Think of this as a mulled wine that never had grapes to begin with. Ripe bananas bring a thick, almost caramel sweetness that brown sugar deepens further, while cloves, ginger, and cinnamon push the whole thing toward something closer to a holiday drink than a fruit wine. Sherry yeast pulls it together with a nutty, round finish. The result is amber, aromatic, and surprisingly complex — the kind of wine that makes people ask what they’re actually drinking.
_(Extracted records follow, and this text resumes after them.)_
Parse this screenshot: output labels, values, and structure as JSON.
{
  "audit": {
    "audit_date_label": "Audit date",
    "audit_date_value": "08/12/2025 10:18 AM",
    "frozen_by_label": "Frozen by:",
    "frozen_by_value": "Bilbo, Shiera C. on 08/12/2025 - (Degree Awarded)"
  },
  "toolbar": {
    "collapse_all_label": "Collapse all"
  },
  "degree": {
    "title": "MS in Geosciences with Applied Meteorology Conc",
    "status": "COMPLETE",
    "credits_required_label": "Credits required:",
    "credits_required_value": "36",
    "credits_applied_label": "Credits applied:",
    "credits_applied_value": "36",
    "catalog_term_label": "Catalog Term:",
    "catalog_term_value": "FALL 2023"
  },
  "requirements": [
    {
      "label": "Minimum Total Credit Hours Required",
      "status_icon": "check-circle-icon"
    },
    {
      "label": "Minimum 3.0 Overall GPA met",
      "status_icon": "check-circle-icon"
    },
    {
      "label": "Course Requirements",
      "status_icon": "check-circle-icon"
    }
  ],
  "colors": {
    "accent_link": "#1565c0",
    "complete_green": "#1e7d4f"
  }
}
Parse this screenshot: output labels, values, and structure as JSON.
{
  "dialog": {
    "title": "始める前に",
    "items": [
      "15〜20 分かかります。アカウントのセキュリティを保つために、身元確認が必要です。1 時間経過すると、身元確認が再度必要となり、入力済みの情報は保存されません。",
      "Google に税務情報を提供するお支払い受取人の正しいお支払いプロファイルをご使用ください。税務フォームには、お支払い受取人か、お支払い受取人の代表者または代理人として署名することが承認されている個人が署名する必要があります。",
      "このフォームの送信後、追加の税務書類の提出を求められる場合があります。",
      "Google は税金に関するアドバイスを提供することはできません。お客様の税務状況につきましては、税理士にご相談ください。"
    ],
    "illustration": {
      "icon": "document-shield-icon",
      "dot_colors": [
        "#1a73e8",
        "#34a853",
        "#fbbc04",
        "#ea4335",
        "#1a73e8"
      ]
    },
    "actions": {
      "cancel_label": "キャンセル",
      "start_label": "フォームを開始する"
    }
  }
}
The beginner trap: Skipping the full 24-hour rest before adding yeast means pectic enzyme hasn’t had time to break down the banana’s thick pulp, which leaves you with a permanently hazy wine that won’t clear no matter how long you wait.

Ingredients

  • 3 lb. ripe bananas (fresh or frozen, peels on)
  • ½ lb. golden raisins, chopped
  • 2½ lb. light brown sugar
  • 1 oz. whole cloves
  • 1 oz. fresh or jarred shredded ginger
  • 1 cinnamon stick (3-inch), broken in half
  • ½ oz. citric acid (find it in homebrew shops or online; lemon juice is a weak substitute and not recommended here)
  • 1 tsp. grape tannin (or the contents of 2 plain black tea bags, steeped and cooled)
  • ½ tsp. pectic enzyme
  • 3 qt. + 1 pint water (total)
  • 1 packet Sherry yeast plus yeast nutrient

Method

  1. Slice the bananas into thin rounds without removing the peels — the peel carries flavor and body.
  2. Place the banana slices, brown sugar, raisins, cloves, ginger, and cinnamon into your primary fermentation vessel.
  3. Pour 3 quarts of boiling water over everything and stir until the sugar fully dissolves.
  4. Let the must cool to 70°F, then stir in the citric acid, grape tannin, and pectic enzyme.
  5. Cover the vessel tightly and move it to a warm spot for 24 hours — this rest gives the pectic enzyme time to do its job.
  6. Add the yeast and nutrient, then stir the must twice a day for 10 days.
  7. Strain the liquid into a secondary fermentation vessel (a 1-gallon glass jug works well), add 1 pint of water, and fit an airlock.
  8. Move the vessel to a cooler spot — 60–65°F — and let it ferment undisturbed.
  9. Rack the wine into a clean vessel after 2 months, then rack again 2 months after that.
  10. Once the wine runs clear, rack one final time and bottle it. Wait at least 6 months before opening — a year is better.

Why this works

Bananas are loaded with pectin, the same stuff that makes jam gel. In wine, pectin creates a stubborn haze that won’t settle on its own. Pectic enzyme (pectinase) breaks those long pectin chains apart, allowing the particles to clump and fall to the bottom. The 24-hour head start before yeast is added matters because yeast activity — and the alcohol it produces — slows the enzyme down. Get the enzyme working first, then bring in the yeast. Brown sugar adds unrefined molasses notes that white sugar can’t touch, and Sherry yeast ferments at a slower, cooler pace that keeps those warm spice aromatics intact rather than boiling them off during a fast, hot ferment.

Notes

Frozen bananas work beautifully here — freezing and thawing breaks down cell walls and releases more juice and flavor than fresh bananas. If Sherry yeast is hard to find locally, Lalvin EC-1118 (Champagne yeast) is a widely available substitute, though it will produce a drier, less nutty result. If your wine is still hazy after the second racking, a dose of bentonite fining agent (available at any homebrew shop) will help it drop clear.